The new halls of residence provide 210 en suite student bedrooms in an ensemble of three new buildings, called the North, West and South Residences. The new buildings, all in red-brown brick, are each orientated differently to help maximise daylight but prevent solar gain.
In order to achieve a sense of harmony, the architect took inspiration from the surrounding architecture in their design, subtly referencing both the Georgian and the post-war aesthetics through their use of materials and composition. Furthermore, it was decided that the height of the buildings would not exceed four storeys.
In a marked departure from the standard ‘student box’ development, the buildings of Chadwick Hall are divided up into areas like separate houses, each with its own front door. Inside, rooms are arranged into apartments accommodating between six to twelve students. The scheme is carefully organised around an existing sunken garden, with each room afforded a balcony, further promoting a sense of community.

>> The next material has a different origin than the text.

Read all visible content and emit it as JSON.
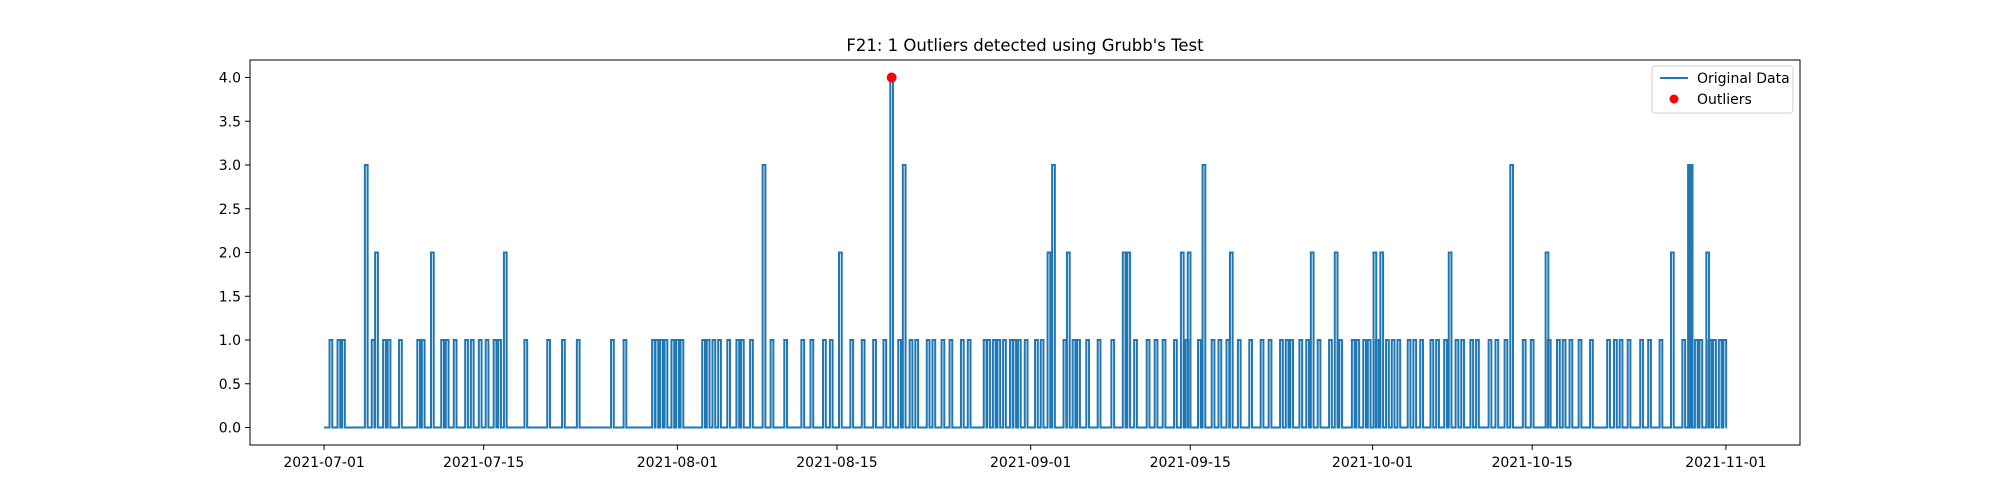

This configuration created a complex building geometry that we had to work through in our engineering design. Our engineers developed efficient structural solutions by using in-situ, reinforced concrete slabs to ensure a robust structure, without creating void spaces or over engineering the buildings.
The reinforced concrete frame allows for maximum flexibility of space, acoustics and thermal performance, and provides the inherent robustness required for a student facility.
Access requirements added a layer of complexity to the design. In order to ensure access to the rear of the site remained possible, the construction was completed in phases. This minimised disruption to ongoing university life, while accommodating the demands of building on a live site next to a main London thoroughfare.
Through the creation of Chadwick Hall, Roehampton University has employed architectural and engineering design to enrich the student experience. But this is not the scheme’s only success: the sensitive arrangement of blocks within the picturesque landscape, and design informed by local architectural traditions creates a sense of continuity and harmony, ensuring Chadwick Hall is a valuable addition to this historic location.